One new keyboard, named SilentKeys, affords plug-in protection on any computer. The peripheral sets up a secure desktop environment, complete with encryption and anonymous browsing. This could be the future of digital security.
The keyboard is not the most luxurious in terms of spacing, but the technology inside is quite remarkable. Once you connect the device via USB and press the Secure Key button, SilentKeys boots its own interface. Here, you can choose between two levels of privacy.
For basic protection, users can run the Satya web browser, which is based on Tor. This blocks adverts and tracking, providing instant anonymity without needing to reboot your machine. It is also separated from your main OS, shielding your computer from threats.

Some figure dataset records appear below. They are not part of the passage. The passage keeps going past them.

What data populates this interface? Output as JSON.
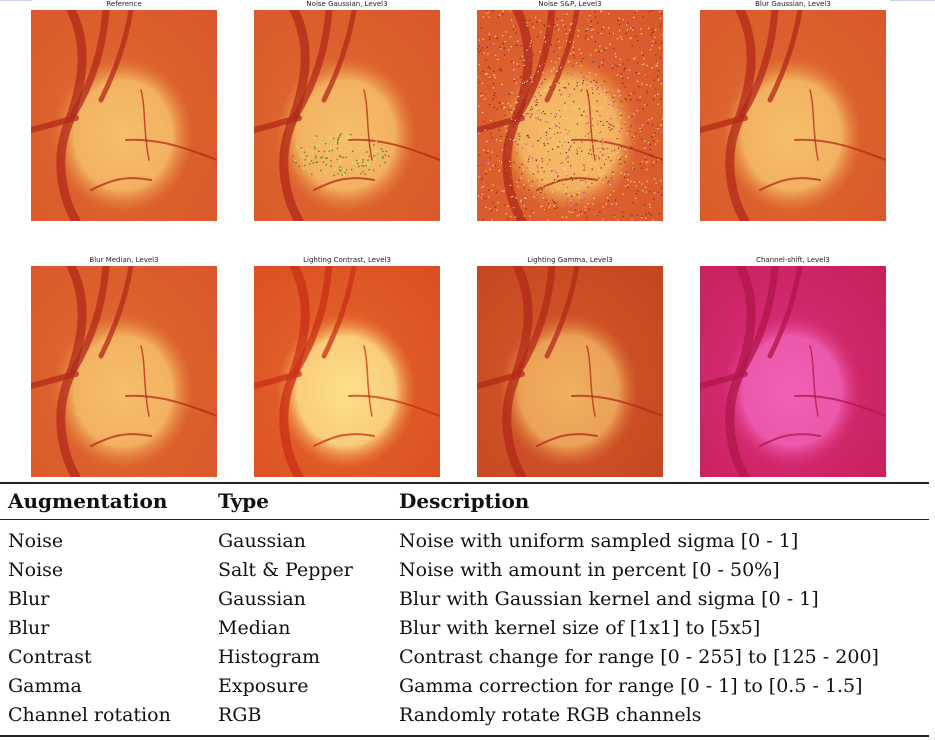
{
  "figure": {
    "panels": [
      {
        "title": "Reference",
        "variant": "normal"
      },
      {
        "title": "Noise Gaussian, Level3",
        "variant": "gauss"
      },
      {
        "title": "Noise S&P, Level3",
        "variant": "sp"
      },
      {
        "title": "Blur Gaussian, Level3",
        "variant": "normal"
      },
      {
        "title": "Blur Median, Level3",
        "variant": "normal"
      },
      {
        "title": "Lighting Contrast, Level3",
        "variant": "contrast"
      },
      {
        "title": "Lighting Gamma, Level3",
        "variant": "gamma"
      },
      {
        "title": "Channel-shift, Level3",
        "variant": "pink"
      }
    ],
    "colors": {
      "fundus_bg": "#d9582a",
      "disc": "#f6bf6a",
      "vessel": "#b12a18",
      "pink_bg": "#c81f5c",
      "pink_disc": "#f060b4"
    }
  },
  "table": {
    "headers": [
      "Augmentation",
      "Type",
      "Description"
    ],
    "rows": [
      [
        "Noise",
        "Gaussian",
        "Noise with uniform sampled sigma [0 - 1]"
      ],
      [
        "Noise",
        "Salt & Pepper",
        "Noise with amount in percent [0 - 50%]"
      ],
      [
        "Blur",
        "Gaussian",
        "Blur with Gaussian kernel and sigma [0 - 1]"
      ],
      [
        "Blur",
        "Median",
        "Blur with kernel size of [1x1] to [5x5]"
      ],
      [
        "Contrast",
        "Histogram",
        "Contrast change for range [0 - 255] to [125 - 200]"
      ],
      [
        "Gamma",
        "Exposure",
        "Gamma correction for range [0 - 1] to [0.5 - 1.5]"
      ],
      [
        "Channel rotation",
        "RGB",
        "Randomly rotate RGB channels"
      ]
    ]
  }
}
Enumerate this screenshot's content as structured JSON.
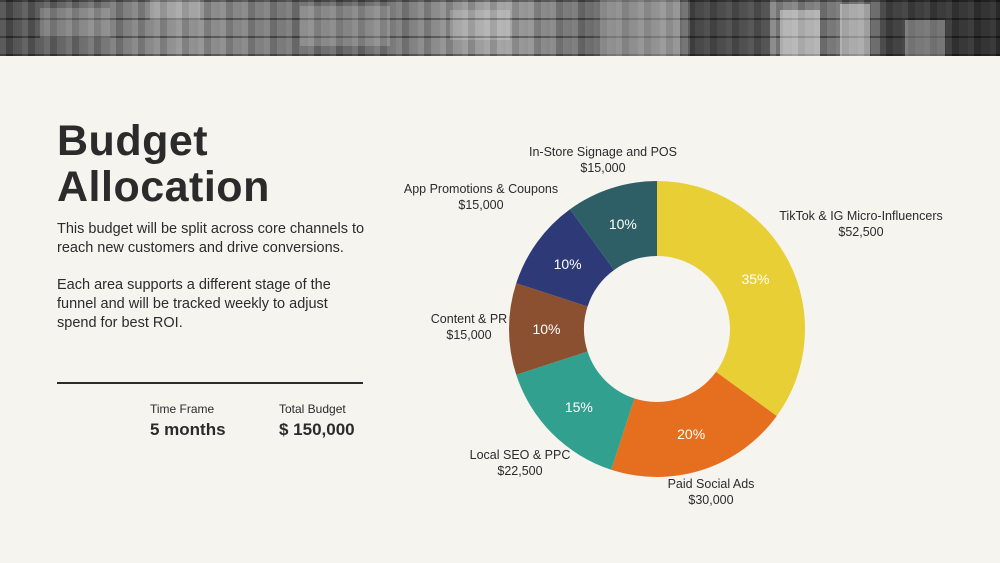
{
  "page": {
    "title_line1": "Budget",
    "title_line2": "Allocation",
    "paragraph1": "This budget will be split across core channels to reach new customers and drive conversions.",
    "paragraph2": "Each area supports a different stage of the funnel and will be tracked weekly to adjust spend for best ROI.",
    "stats": {
      "time_frame_label": "Time Frame",
      "time_frame_value": "5 months",
      "total_budget_label": "Total Budget",
      "total_budget_value": "$ 150,000"
    }
  },
  "chart_data": {
    "type": "pie",
    "donut": true,
    "title": "",
    "slices": [
      {
        "label": "TikTok & IG Micro-Influencers",
        "amount": "$52,500",
        "value": 35,
        "percent_label": "35%",
        "color": "#e8cf36"
      },
      {
        "label": "Paid Social Ads",
        "amount": "$30,000",
        "value": 20,
        "percent_label": "20%",
        "color": "#e56f1f"
      },
      {
        "label": "Local SEO & PPC",
        "amount": "$22,500",
        "value": 15,
        "percent_label": "15%",
        "color": "#32a08f"
      },
      {
        "label": "Content & PR",
        "amount": "$15,000",
        "value": 10,
        "percent_label": "10%",
        "color": "#8b5030"
      },
      {
        "label": "App Promotions & Coupons",
        "amount": "$15,000",
        "value": 10,
        "percent_label": "10%",
        "color": "#2e3a78"
      },
      {
        "label": "In-Store Signage and POS",
        "amount": "$15,000",
        "value": 10,
        "percent_label": "10%",
        "color": "#2f5f66"
      }
    ]
  }
}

For full shielding, the Satya Desktop provides encrypted network connections and a secure file vault, along with malware protection. This all runs from a 16GB memory card inside the aluminum keyboard, which is sealed in order to prevent tampering. Every time the system is shut down, all data is erased, and the system files are set to “read-only” to combat malicious code.

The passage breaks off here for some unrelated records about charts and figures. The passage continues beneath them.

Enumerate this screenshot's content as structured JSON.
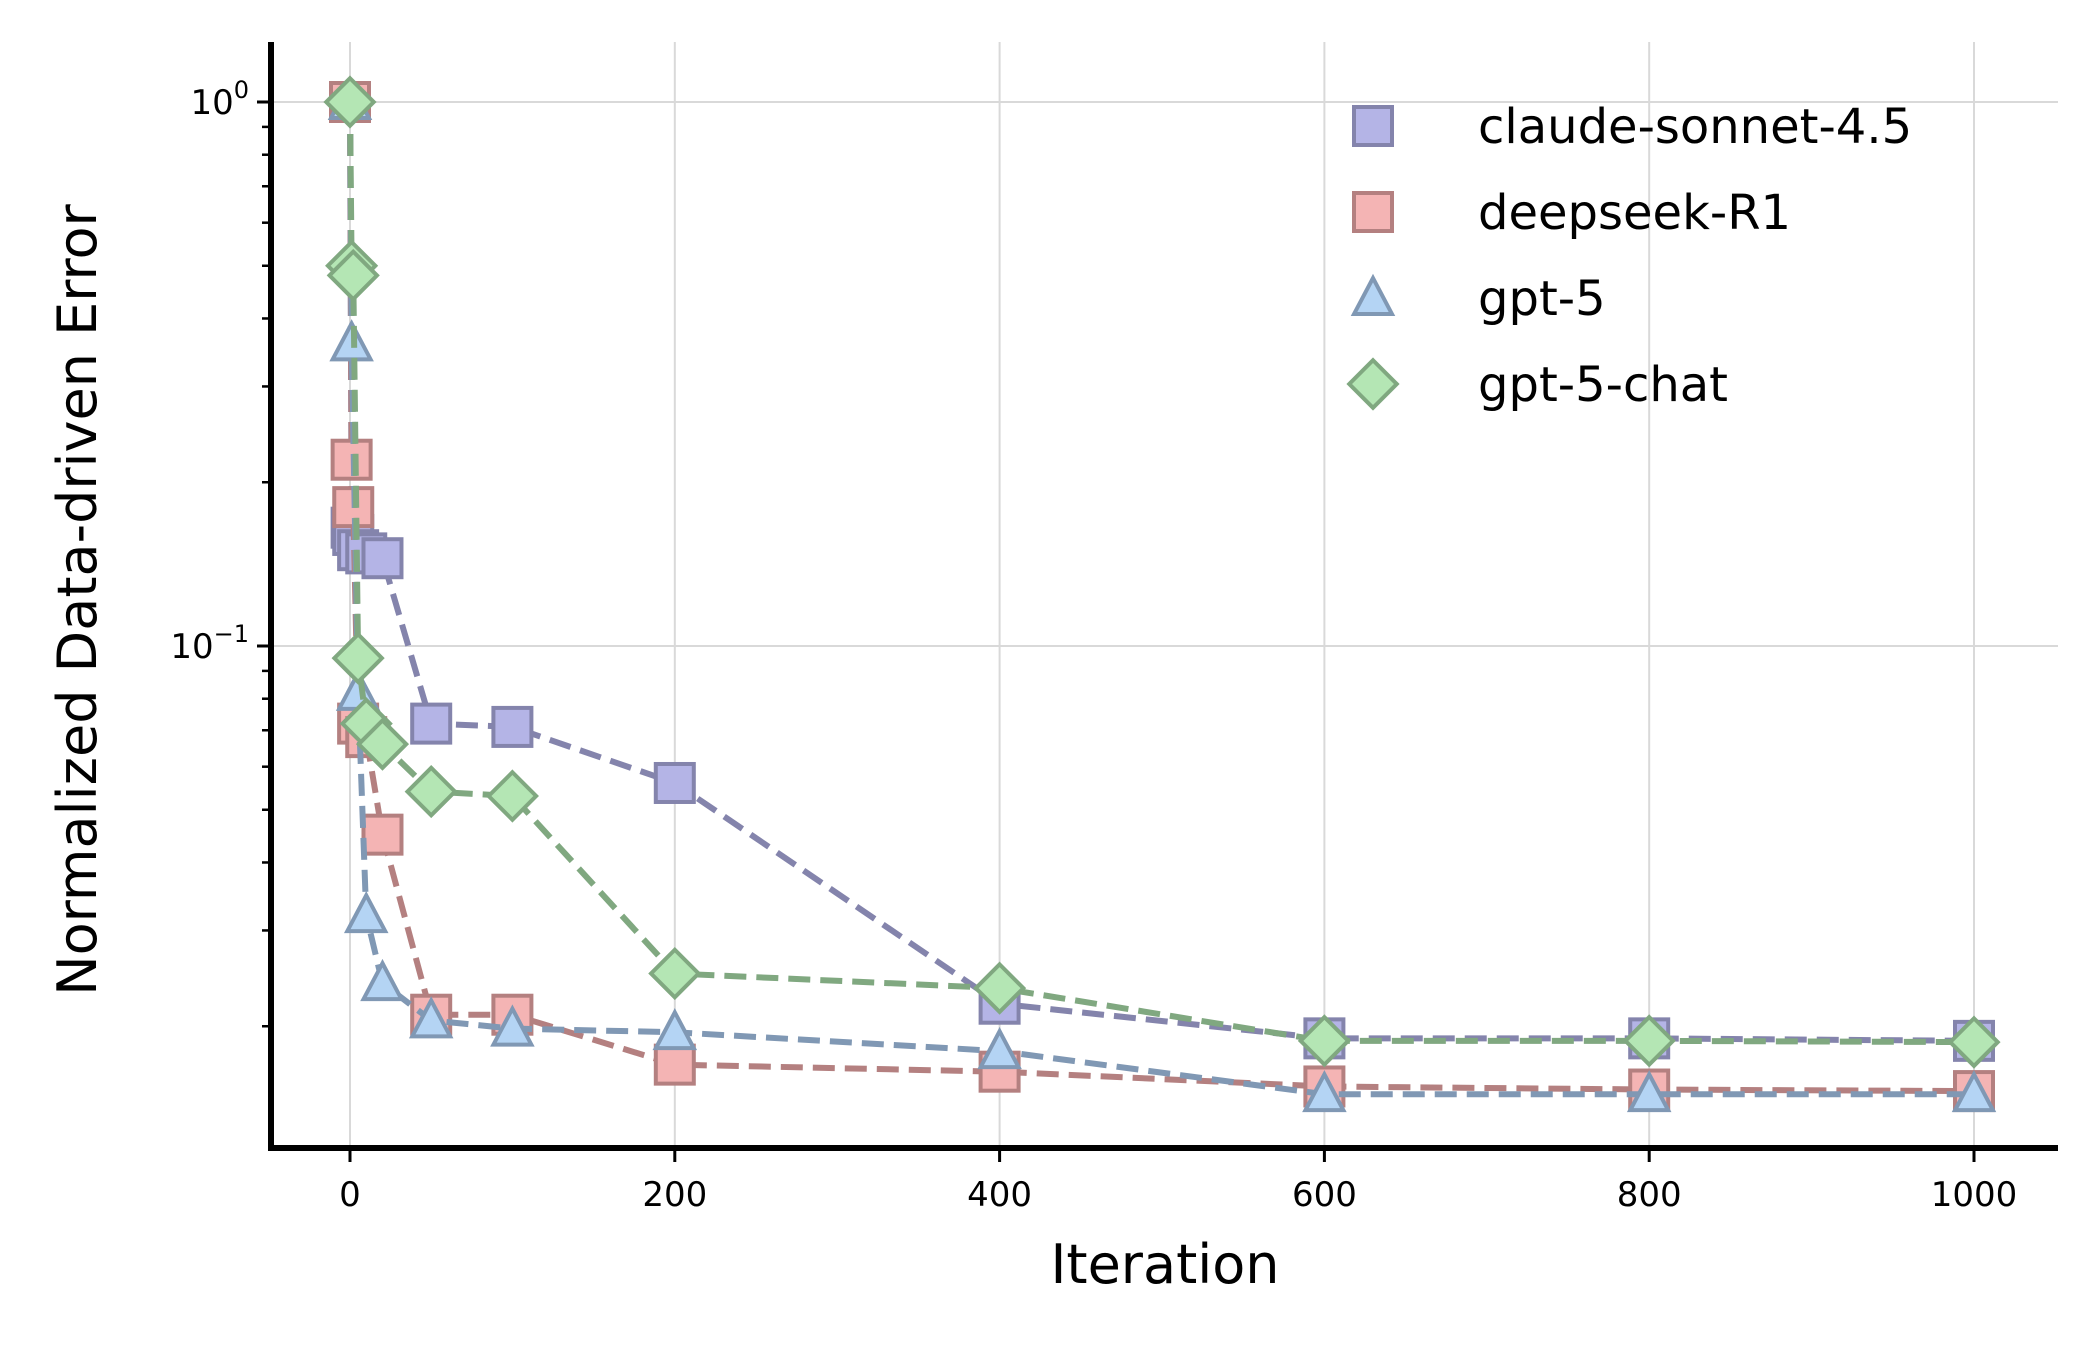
{
  "chart_data": {
    "type": "line",
    "title": "",
    "xlabel": "Iteration",
    "ylabel": "Normalized Data-driven Error",
    "yscale": "log",
    "xlim": [
      -50,
      1050
    ],
    "ylim": [
      0.0135,
      1.25
    ],
    "grid": true,
    "legend_position": "upper right",
    "x_ticks": [
      0,
      200,
      400,
      600,
      800,
      1000
    ],
    "x_tick_labels": [
      "0",
      "200",
      "400",
      "600",
      "800",
      "1000"
    ],
    "y_ticks": [
      1.0,
      0.1
    ],
    "y_tick_labels": [
      {
        "base": "10",
        "exp": "0"
      },
      {
        "base": "10",
        "exp": "−1"
      }
    ],
    "x": [
      0,
      1,
      2,
      5,
      10,
      20,
      50,
      100,
      200,
      400,
      600,
      800,
      1000
    ],
    "series": [
      {
        "name": "claude-sonnet-4.5",
        "marker": "square",
        "fill": "#b4b4e6",
        "edge": "#8484ac",
        "line": "#8484ac",
        "x": [
          0,
          1,
          2,
          5,
          10,
          20,
          50,
          100,
          200,
          400,
          600,
          800,
          1000
        ],
        "values": [
          1.0,
          0.165,
          0.16,
          0.15,
          0.148,
          0.145,
          0.072,
          0.071,
          0.056,
          0.022,
          0.019,
          0.019,
          0.0188
        ]
      },
      {
        "name": "deepseek-R1",
        "marker": "square",
        "fill": "#f4b4b4",
        "edge": "#b48080",
        "line": "#b48080",
        "x": [
          0,
          1,
          2,
          5,
          10,
          20,
          50,
          100,
          200,
          400,
          600,
          800,
          1000
        ],
        "values": [
          1.0,
          0.22,
          0.18,
          0.072,
          0.068,
          0.045,
          0.021,
          0.021,
          0.017,
          0.0165,
          0.0155,
          0.0153,
          0.0152
        ]
      },
      {
        "name": "gpt-5",
        "marker": "triangle",
        "fill": "#b4d4f4",
        "edge": "#8098b4",
        "line": "#8098b4",
        "x": [
          0,
          1,
          5,
          10,
          20,
          50,
          100,
          200,
          400,
          600,
          800,
          1000
        ],
        "values": [
          1.0,
          0.36,
          0.082,
          0.032,
          0.024,
          0.0205,
          0.0198,
          0.0195,
          0.018,
          0.015,
          0.015,
          0.015
        ]
      },
      {
        "name": "gpt-5-chat",
        "marker": "diamond",
        "fill": "#b4e6b4",
        "edge": "#80a880",
        "line": "#80a880",
        "x": [
          0,
          1,
          2,
          5,
          10,
          20,
          50,
          100,
          200,
          400,
          600,
          800,
          1000
        ],
        "values": [
          1.0,
          0.5,
          0.48,
          0.095,
          0.072,
          0.066,
          0.054,
          0.053,
          0.025,
          0.0235,
          0.0188,
          0.0188,
          0.0187
        ]
      }
    ]
  },
  "colors": {
    "axis": "#000000",
    "grid": "#d9d9d9",
    "background": "#ffffff"
  }
}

In spite of such protections, the Desktop system offers access to secure mainstream apps, such as Firefox and Telegram. The hardware and software is open source, and the keys have been set for efficient, ergonomic typing.
Not everyone will feel the need for the protection offered by SilentKeys, but for the privacy- and security-conscious, there is surely no easier way to use Tor and avoid keylogging.
The project is currently in the midst of crowdfunding via Kickstarter, where backers can secure the keyboard for €169 (approx. $190). The projected retail price is €249 ($280), and the first units will ship in the fall.
Would you use SilentKeys, or install Tor for security?